Unlike stress that sometimes can help arouse us to meet the demands of life, pressure — the feeling you have to be successful or experience negative consequences, never helps you. Hundreds of empirical studies conducted world wide clearly indicate pressure is a villain in your life —it sabotages your work performance and adds distress to your personal relationships. When you are under pressure, you feel the heat and are not a happy camper.
You can’t escape pressure but you can learn to depressurize and to minimize the injurious effects of pressure and lessen the distressful feelings that daily pressure creates. Here are 7 tips to turn down the heat.
- Think Challenges and Opportunities. Do you see high-pressure situations as threatening or as challenging? Seeing pressure as a threat undermines your self-confidence, elicits fear of failure, impairs your attention, short-term memory and judgment; and spurs impulsive behavior. It also saps your energy. Rising to the challenge is an inherent performance steroid. No one thrives on pressure but we all thrive on challenge. Integrate the words “challenge” and “opportunities” into your thinking.
- Think Multiple Opportunities. Before any high-pressured moment, remind yourself that this is just one of many opportunities. Under pressure, most people engage in a chance of a lifetime opportunity. They think, “This is the only chance I will ever get so I better not blow it.” In fact, most of us cannot remember how many “most important tests” we have taken. Cool down by remembering there is always a second chance.
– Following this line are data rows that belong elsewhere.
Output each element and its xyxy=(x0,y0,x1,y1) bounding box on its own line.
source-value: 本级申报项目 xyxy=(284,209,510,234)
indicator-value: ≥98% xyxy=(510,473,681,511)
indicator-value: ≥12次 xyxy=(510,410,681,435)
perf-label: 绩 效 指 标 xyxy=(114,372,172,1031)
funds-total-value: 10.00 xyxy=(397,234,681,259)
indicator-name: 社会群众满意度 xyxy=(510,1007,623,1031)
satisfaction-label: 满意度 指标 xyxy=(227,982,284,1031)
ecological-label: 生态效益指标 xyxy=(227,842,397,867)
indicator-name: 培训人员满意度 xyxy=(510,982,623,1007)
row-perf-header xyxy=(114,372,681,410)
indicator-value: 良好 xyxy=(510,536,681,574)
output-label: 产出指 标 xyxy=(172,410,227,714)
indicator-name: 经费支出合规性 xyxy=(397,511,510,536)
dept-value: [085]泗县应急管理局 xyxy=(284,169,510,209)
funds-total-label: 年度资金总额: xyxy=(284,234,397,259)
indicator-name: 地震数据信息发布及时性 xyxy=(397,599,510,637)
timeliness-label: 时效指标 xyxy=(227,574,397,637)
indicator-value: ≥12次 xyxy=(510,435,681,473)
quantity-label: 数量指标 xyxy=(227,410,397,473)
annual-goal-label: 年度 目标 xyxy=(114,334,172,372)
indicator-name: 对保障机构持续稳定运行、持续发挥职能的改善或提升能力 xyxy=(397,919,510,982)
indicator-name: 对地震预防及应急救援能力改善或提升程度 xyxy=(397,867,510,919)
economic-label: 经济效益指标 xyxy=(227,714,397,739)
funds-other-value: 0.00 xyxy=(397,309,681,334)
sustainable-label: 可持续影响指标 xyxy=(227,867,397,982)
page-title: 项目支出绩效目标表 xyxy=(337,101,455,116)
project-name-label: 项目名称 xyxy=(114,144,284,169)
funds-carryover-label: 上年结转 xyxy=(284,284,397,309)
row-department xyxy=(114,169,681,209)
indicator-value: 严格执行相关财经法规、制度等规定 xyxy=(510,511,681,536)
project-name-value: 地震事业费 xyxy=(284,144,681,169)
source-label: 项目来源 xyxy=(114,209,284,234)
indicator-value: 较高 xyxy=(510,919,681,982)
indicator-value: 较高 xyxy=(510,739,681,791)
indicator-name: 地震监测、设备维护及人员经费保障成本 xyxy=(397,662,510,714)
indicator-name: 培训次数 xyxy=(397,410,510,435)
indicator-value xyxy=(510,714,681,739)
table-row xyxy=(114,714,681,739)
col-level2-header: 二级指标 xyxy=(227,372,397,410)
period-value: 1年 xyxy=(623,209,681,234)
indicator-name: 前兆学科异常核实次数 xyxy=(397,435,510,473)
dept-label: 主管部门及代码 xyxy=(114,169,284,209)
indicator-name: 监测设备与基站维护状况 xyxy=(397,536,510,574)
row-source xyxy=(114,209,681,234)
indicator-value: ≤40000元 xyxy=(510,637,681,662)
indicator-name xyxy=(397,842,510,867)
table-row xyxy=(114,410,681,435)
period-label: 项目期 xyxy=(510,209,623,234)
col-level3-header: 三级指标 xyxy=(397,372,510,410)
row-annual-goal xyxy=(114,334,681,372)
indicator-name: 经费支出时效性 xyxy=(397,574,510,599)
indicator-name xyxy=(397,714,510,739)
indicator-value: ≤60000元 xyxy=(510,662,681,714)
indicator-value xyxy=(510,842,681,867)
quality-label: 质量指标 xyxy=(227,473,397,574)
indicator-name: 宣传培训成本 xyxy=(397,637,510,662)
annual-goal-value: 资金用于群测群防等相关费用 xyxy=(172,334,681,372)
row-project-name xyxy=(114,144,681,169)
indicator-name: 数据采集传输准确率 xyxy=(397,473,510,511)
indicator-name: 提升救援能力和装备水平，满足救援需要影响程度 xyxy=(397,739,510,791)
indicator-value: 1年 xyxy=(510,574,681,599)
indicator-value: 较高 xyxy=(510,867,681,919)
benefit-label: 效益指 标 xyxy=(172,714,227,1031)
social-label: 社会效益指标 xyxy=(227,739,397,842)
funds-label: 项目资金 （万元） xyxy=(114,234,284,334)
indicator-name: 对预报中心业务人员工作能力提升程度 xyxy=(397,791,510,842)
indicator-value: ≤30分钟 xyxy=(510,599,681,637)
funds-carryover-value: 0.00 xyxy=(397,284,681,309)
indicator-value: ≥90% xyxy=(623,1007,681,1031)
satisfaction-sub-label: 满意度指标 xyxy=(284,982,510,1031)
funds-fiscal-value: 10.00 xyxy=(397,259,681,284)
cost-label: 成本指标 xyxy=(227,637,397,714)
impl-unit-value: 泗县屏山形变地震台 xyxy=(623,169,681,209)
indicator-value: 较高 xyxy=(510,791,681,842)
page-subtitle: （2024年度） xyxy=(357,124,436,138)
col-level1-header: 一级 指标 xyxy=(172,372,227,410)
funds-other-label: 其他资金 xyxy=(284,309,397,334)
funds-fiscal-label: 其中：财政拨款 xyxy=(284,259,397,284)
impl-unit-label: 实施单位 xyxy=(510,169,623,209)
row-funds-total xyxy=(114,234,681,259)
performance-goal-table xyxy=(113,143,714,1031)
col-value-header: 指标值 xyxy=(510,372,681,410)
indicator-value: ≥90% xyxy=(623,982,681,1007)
- Anticipate, Anticipate, Anticipate. What if you were told a minute before your audition that you have to act each week exactly as planned. Anticipating glitches enables you to build your confidence by practicing or mentally rehearsing them and it teaches you to be adaptive in any high-pressured moment. This lends a sense of control, something we lose when we are under pressure.
- Focus on Your Own Excellence. Many feel constant pressure because they are continually competing with others to be the best. Competition creates win-lose situations. It is too much pressure to win all the time and nobody likes to lose. Since there is always someone better, trying to be the best is an endless pursuit and crates endless pressure. Instead of comparing and ranking yourself to others, take a page from the most elite athletes focus on developing your own excellence rather than beating others and you will be the best you can. You’ll feel better.
- Appreciate Your Life. Get in the habit of taking a few minutes a day to reflect on the positives in your life. When we are under pressure, we tend to see the world with pessimism that saps our energy and hope and make the pressure we do experience even more difficult to manage. Be appreciative of what you have and you will find yourself becoming more optimistic and approach the world with positive expectations. Feeling pressured decreases.
- Be a Control Freak. Worrying about things you can’t control waste needless energy and increases your feelings of pressure. Instead, navigate your life more effectively by understanding what you can influence. You will feel more empowered and less pressure.
- Add Enthusiasm. Since the dawn of man, enthusiasm has been the nemesis of pressure. Rather than wat for external events to make you enthusiastic, do it yourself by laughing and smiling. A good beginning is to pay attention to the silly things you do and others do; relieve past funny experiences, and giving out smiles to those you see daily. Laughing and smiling increase the amount of endorphins that create positive physical arousal or “internal jogging.” The more enthusiasm you experience daily, the less pressure you feel.
Build these pressure solutions into your life and you will feel a lot cooler — you’ve depressurized!